Spousal Support – The Basics

When a couple separates, the party earning less may find him or herself in need of spousal support. The issue of spousal support can be broadly divided into two categories: temporary spousal support and permanent spousal support.

In California, a court may order temporary spousal support during the pendency of a dissolution case. 1 Temporary spousal support is designed to preserve the status quo pending a final judgment. (Family Code section 3600 provides that any spousal support order be consistent with the considerations embodied in Family Code section 4320, subdivisions (i) 2 and (m), and section 4325 3 .) Family Code section 4320 sets forth factors that the court must consider in setting “permanent” or post-judgment support. A court might consider the duration of the marriage, the age and health of the parties, the balance of hardships to each party, as well as the following:

 The extent to which the earning capacity of each party is sufficient to maintain the standard of living established during the marriage;
 The extent to which the supported party contributed to the attainment of an education, training, a career position, or a license by the supporting party;
 The ability of the supporting party to pay spousal support, taking into account the supporting party’s earning capacity, earned and unearned income, assets, and standard of living;
 The needs of each party based on the standard of living established during the marriage;
 The obligations and assets, including the separate property, of each party;
 The ability of the supported party to engage in gainful employment without unduly interfering with the interests of dependent children in the custody of the party;
 Documented evidence, including a plea of nolo contendere, of any history of domestic violence, as defined in Section 6211, between the parties or perpetrated by either party against either party’s child, including, but not limited to, consideration of emotional distress resulting from domestic violence perpetrated against the supported party by the supporting party, and consideration of any history of violence against the supporting party by the supported party;
 The immediate and specific tax consequences to each party; and,
 The criminal conviction of an abusive spouse shall be considered in making a reduction or elimination of a spousal support award in accordance with Section 4324.5 or 4325. Family Code section 4320 does not provide an exhaustive list, and explicitly grants the court authority to exercise its discretion, i.e., consider whatever it deems important to its decision. The three most common factors are the marital standard of living, need and ability to pay, and the assets the parties end up with upon divorcing.
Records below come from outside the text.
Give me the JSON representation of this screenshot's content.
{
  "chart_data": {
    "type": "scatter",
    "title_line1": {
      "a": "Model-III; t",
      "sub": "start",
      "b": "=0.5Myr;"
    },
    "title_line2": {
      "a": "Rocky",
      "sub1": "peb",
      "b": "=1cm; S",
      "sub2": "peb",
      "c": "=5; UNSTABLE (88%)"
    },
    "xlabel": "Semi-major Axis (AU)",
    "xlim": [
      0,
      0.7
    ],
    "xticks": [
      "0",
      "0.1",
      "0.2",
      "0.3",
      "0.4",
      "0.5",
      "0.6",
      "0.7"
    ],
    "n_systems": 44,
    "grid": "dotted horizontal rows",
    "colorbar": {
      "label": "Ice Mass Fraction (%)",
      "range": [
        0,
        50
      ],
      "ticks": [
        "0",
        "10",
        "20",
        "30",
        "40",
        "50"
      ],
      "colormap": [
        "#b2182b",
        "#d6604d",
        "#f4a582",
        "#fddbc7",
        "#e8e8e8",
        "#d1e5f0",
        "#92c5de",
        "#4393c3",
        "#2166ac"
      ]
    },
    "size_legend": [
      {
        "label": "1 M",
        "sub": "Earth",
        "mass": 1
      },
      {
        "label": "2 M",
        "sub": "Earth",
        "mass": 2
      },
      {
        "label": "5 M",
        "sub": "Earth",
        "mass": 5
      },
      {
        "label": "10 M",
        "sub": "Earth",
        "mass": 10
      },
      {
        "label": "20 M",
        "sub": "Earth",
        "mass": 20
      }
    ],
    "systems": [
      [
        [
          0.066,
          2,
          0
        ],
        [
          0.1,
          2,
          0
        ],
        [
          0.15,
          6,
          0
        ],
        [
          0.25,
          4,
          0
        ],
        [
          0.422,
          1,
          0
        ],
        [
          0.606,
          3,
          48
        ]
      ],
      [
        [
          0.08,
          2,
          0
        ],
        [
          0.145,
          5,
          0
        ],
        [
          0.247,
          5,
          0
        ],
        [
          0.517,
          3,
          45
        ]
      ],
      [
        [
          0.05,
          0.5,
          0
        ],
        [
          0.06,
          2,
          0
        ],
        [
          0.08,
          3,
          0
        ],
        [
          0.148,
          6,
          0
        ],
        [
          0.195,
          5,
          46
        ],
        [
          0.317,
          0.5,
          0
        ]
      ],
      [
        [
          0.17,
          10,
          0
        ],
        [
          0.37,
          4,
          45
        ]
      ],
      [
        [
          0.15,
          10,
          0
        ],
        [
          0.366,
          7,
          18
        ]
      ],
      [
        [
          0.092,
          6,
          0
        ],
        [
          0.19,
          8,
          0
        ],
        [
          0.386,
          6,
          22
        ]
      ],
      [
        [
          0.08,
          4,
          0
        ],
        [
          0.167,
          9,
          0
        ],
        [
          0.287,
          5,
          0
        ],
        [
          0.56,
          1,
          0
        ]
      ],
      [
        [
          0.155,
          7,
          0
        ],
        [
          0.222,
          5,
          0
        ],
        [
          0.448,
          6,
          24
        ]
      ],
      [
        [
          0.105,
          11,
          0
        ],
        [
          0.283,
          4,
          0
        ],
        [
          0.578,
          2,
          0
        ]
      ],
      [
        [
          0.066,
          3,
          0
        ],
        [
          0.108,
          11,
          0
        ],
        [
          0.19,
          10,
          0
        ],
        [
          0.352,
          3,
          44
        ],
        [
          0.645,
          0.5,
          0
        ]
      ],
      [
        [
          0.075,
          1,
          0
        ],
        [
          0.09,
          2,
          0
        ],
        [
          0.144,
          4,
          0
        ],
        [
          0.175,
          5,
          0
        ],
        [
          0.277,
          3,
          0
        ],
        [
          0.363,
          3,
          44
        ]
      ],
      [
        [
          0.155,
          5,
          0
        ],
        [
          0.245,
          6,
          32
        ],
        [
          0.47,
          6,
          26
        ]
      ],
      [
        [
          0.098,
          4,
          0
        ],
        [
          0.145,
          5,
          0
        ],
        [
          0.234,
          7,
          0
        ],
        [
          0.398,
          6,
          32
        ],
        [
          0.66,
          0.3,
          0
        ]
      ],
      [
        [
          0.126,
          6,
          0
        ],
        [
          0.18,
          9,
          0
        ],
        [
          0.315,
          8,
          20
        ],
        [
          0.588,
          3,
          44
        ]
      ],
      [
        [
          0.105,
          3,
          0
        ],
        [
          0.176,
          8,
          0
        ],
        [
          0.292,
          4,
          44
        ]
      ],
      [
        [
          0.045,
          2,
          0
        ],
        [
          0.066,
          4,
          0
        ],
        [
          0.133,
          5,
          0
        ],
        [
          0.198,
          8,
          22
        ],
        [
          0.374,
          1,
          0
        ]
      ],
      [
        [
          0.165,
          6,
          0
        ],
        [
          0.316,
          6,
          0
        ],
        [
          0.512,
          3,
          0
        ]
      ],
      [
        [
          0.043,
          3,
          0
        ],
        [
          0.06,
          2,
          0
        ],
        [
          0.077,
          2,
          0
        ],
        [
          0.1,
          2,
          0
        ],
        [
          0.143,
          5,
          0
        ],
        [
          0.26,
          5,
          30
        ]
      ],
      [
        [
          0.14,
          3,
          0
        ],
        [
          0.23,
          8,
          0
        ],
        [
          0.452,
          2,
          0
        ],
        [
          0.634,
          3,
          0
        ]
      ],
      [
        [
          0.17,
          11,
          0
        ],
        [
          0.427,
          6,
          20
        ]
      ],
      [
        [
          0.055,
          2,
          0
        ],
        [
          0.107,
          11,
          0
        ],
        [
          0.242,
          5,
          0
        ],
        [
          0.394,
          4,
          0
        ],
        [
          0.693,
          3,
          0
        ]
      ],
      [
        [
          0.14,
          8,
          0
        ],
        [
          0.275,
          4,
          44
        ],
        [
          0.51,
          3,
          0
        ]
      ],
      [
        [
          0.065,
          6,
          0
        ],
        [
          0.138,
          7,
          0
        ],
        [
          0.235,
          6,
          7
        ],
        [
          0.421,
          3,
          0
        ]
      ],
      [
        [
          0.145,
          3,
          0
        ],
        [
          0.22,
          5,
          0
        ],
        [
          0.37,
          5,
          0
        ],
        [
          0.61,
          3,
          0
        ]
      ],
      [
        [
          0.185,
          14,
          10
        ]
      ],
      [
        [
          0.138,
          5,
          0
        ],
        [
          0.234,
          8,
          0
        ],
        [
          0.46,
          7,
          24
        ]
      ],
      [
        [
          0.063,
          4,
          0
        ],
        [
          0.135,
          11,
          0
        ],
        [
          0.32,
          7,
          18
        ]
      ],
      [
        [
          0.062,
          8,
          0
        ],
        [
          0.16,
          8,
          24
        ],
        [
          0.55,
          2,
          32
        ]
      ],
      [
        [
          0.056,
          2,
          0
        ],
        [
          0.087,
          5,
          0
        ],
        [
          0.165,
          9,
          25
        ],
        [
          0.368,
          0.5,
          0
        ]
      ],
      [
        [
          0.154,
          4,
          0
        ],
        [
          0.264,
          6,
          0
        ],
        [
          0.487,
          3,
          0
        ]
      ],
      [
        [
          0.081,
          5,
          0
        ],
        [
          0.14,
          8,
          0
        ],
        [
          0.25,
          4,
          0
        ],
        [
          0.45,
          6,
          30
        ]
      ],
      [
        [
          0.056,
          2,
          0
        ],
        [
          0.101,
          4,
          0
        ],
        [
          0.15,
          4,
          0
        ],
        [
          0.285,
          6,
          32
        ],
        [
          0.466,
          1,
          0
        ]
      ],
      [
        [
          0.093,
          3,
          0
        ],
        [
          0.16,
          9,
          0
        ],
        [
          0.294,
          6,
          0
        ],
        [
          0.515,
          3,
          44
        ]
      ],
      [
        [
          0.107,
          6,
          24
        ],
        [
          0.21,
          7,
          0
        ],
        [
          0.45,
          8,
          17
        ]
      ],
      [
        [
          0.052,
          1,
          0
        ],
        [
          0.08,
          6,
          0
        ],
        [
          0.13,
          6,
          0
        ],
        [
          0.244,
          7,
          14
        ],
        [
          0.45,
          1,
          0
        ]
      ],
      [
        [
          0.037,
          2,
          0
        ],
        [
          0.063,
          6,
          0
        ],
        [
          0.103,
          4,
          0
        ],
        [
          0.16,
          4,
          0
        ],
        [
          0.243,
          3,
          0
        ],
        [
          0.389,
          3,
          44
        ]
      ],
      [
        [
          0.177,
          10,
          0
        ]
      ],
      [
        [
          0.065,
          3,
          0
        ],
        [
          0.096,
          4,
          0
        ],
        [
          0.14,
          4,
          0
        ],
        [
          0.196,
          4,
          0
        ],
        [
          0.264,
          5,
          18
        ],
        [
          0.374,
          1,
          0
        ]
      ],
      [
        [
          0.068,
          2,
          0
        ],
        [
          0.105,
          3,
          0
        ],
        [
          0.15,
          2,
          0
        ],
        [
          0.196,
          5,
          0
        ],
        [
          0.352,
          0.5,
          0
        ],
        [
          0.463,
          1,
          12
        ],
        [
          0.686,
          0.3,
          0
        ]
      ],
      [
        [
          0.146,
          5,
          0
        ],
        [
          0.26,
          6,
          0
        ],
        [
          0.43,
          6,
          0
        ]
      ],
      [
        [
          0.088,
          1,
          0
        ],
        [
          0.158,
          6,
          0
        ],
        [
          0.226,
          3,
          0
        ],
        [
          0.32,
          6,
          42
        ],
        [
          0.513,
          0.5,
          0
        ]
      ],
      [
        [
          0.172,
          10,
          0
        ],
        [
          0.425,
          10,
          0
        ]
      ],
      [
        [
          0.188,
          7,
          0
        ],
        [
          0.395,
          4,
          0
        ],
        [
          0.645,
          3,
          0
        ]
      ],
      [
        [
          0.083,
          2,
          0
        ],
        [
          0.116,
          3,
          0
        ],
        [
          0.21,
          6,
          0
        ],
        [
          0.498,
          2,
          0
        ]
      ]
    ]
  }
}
The income of the parties will be key elements in the determination of temporary spousal support, which most California courts will base on the spousal support formula for Santa Clara County. From any amount not allocated to child support, 40% of the net income of the payor spouse, less 50% from the net income of the recipient spouse, is the temporary spousal support amount. That said, two cases have a bearing upon the court’s determination of post-judgment spousal support:

(1) Under In re Marriage of Weinstein (1991) 4 Cal.App.4th 555, a court may base spousal support on the parties’ average income during the recent past, rather than on their actual expenses, if the parties lived beyond their means. E.g., where the parties, prior to separation, typically lived off funds from savings, credit lines, refinancings, and the like.
(2) Under In re Marriage of Winter (1992) 7 Cal.App.4th 1926, if the parties enjoyed a frugal lifestyle, choosing to acquire investment securities rather than material luxuries, the court may include substantial funds for savings investments as part of its temporary support order. Additionally, while determination of a supporting spouse’s ability to pay is usually based on his or her actual income 4 , a court may impute income (or higher income) if the spouse seeking support can prove an ability to earn and an opportunity (usually meaning an employer willing to hire). 5 Bad faith avoidance of income need not be shown. 6 When the supporting spouse admits ability to pay any reasonable amount of support, detailed evidence of his or her lifestyle and net worth is irrelevant and unnecessary.

Finally, a “permanent” support order will likely not be “permanent” in practice, as all parties are expected to become self-supporting. Family Code section 4320, subdivision (l), requires the supported party to be self- supporting within a reasonable period of time, which it defines as generally one-half the length of the marriage. However, it does contain an exception for long-term marriages, which Family Code section 4336 defines as marriages of ten years or more (from the date of marriage to the date of separation).

1 Fam. Code § 3600.
2 Permits the court to consider documented evidence of domestic violence between the parties, including emotional distress resulting from domestic violence perpetrated against
the supported party by the supporting party, as well as consideration of any history of violence against the supporting party by the supported party.
3 Addressing criminal conviction for domestic violence.
4 The income of a supporting spouse’s subsequent spouse or non-marital partner is not to be considered when determining or modifying spousal support (except with respect to tax liability).
5 In re Marriage of Regnery, (1985) 214 Cal.App.3d 1367; In re Marriage of Bardzik, (2008) 165 Cal.App.4th 1291.
6 In re Marriage of Smith, (2001) 90 Cal.App.4th 74, 82.